What about watching all these +1 channels!!???!!!

They're showing the program 1 hour later than it's broadcast!! There's most of the ITV, CH4 and CH5 channels, and I even think there's some (if not all) of the BBC channels on +1 now!! ;)
 
She doesn't need a license and she doesn't need to let them in or talk to them unless they turn up with a warrant.

If you want them to go away then just pull out and start recording them, AFAIK they've been instructed to walk away now when filmed... partly as a result of some of their dimmer colleagues not coming off too well on YouTube videos.
 
You need a TV license to receive broadcast TV signals. It doest matter if you record them and watch them later, or its a +1 channel playing stuff an hour late, or if its Dave playing repeats of everything ever, its still a live broadcast TV signal.

Its also not just the BBC that you pay for.
 
Is it news to me.

The BBC is not allowed to use the TVL money outside of UK content (although they are now having to use it to fund World Service Radio as the government decided to save some money in the foreign office budget).

They are also not allowed to freely use content produced by their foreign broadcast operations in the UK.
In both directions the BBC has to pay/receive market rate for the content to avoid competition issues.
It's also why the BBC have BBC:Worldwide as it's commercial arm, which makes quite a low headline profit, but returns a lot to the BBC - as it has to keep the profit from it's operations separate from it's costs, of which one of the biggest is paying the BBC market rate for content*.
What the BBC does tend to do for some stuff is to share the cost between both the UK TVL funded operation and Worldwide as what would normally be classed as "co-productions", I think things like BBC Click on the news channel is one such program, and I'm fairly sure several drama programmes have both the BBC and BBC Worldwide credits.

IIRC there are parts of the BBC website that you cannot access in the UK because they are actually under the BBC Worldwide arm, and thus paid for commercially.

It's one of the reasons BBC America will show content from all providers, as it buys it in:)

*Apparently both the BBC and BBCWW have fairly large teams of buyers/sellers whose job it is to buy or sell content to the best bidder, which leads to the rather funny situation where effectively one part of the BBC is basically employing people to get a better deal out of another part of it (a little like some councils might have certain in house services that have to bid for tasks inside the council, with outside contractors also bidding).
 
You pay for the BBC not any other, but no doubt fill the Jimmy Savile+others legal fund coffers with it but that would still come under the BBC.
 
Just cancelled our licence and got a refund as we'd paid ahead for the year.

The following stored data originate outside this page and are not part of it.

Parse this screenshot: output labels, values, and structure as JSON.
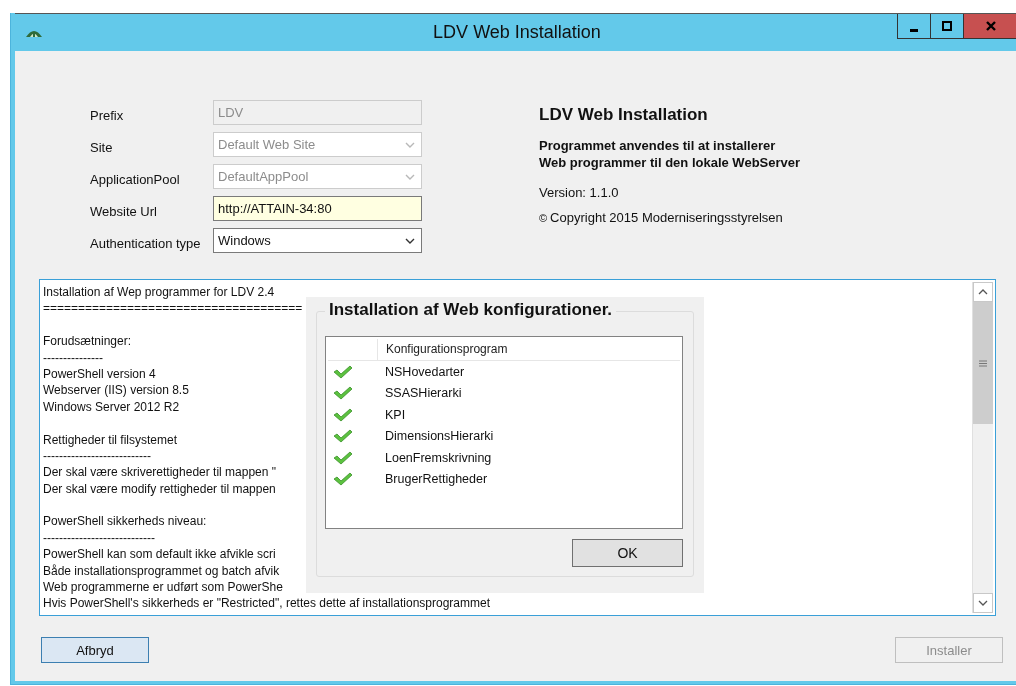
{
  "window": {
    "title": "LDV Web Installation"
  },
  "form": [
    {
      "label": "Prefix",
      "kind": "text",
      "value": "LDV",
      "disabled": true,
      "highlighted": false
    },
    {
      "label": "Site",
      "kind": "combo",
      "value": "Default Web Site",
      "disabled": true,
      "highlighted": false
    },
    {
      "label": "ApplicationPool",
      "kind": "combo",
      "value": "DefaultAppPool",
      "disabled": true,
      "highlighted": false
    },
    {
      "label": "Website Url",
      "kind": "text",
      "value": "http://ATTAIN-34:80",
      "disabled": false,
      "highlighted": true
    },
    {
      "label": "Authentication type",
      "kind": "combo",
      "value": "Windows",
      "disabled": false,
      "highlighted": false
    }
  ],
  "info": {
    "title": "LDV Web Installation",
    "description": [
      "Programmet anvendes til at installerer",
      "Web programmer til den lokale WebServer"
    ],
    "version": "Version: 1.1.0",
    "copyright_symbol": "©",
    "copyright": "Copyright 2015 Moderniseringsstyrelsen"
  },
  "log": [
    [
      "Installation af Wep programmer for LDV 2.4",
      "====================================="
    ],
    [
      "Forudsætninger:",
      "---------------",
      "PowerShell version 4",
      "Webserver (IIS) version 8.5",
      "Windows Server 2012 R2"
    ],
    [
      "Rettigheder til filsystemet",
      "---------------------------",
      "Der skal være skriverettigheder til mappen \"",
      "Der skal være modify rettigheder til mappen"
    ],
    [
      "PowerShell sikkerheds niveau:",
      "----------------------------",
      "PowerShell kan som default ikke afvikle scri",
      "Både installationsprogrammet og batch afvik",
      "Web programmerne er udført som PowerShe",
      "Hvis PowerShell's sikkerheds er \"Restricted\", rettes dette af installationsprogrammet"
    ]
  ],
  "dialog": {
    "title": "Installation af Web konfigurationer.",
    "column": "Konfigurationsprogram",
    "items": [
      {
        "name": "NSHovedarter",
        "done": true
      },
      {
        "name": "SSASHierarki",
        "done": true
      },
      {
        "name": "KPI",
        "done": true
      },
      {
        "name": "DimensionsHierarki",
        "done": true
      },
      {
        "name": "LoenFremskrivning",
        "done": true
      },
      {
        "name": "BrugerRettigheder",
        "done": true
      }
    ],
    "ok": "OK"
  },
  "buttons": [
    {
      "label": "Afbryd",
      "disabled": false
    },
    {
      "label": "Installer",
      "disabled": true
    }
  ]
}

Explained our sky was cancelled, we watch no live TV and we only watch Netflix, Amazon and NowTV.
 
Why should we not pay for the BBC? Its content is far above any other TV channel.

What's good on Channel 5?

You could argue it's the best of a bad lot, but the TV channel bar is set pretty low, so that's not really saying much.

On demand content has been the norm for at least half a decade now, initially via dodgy downloads and more recently through specialist subscription services.

The concept of TV channels is well past it's sell by date, consumers have long since moved on, regardless of what the media dinosaurs think.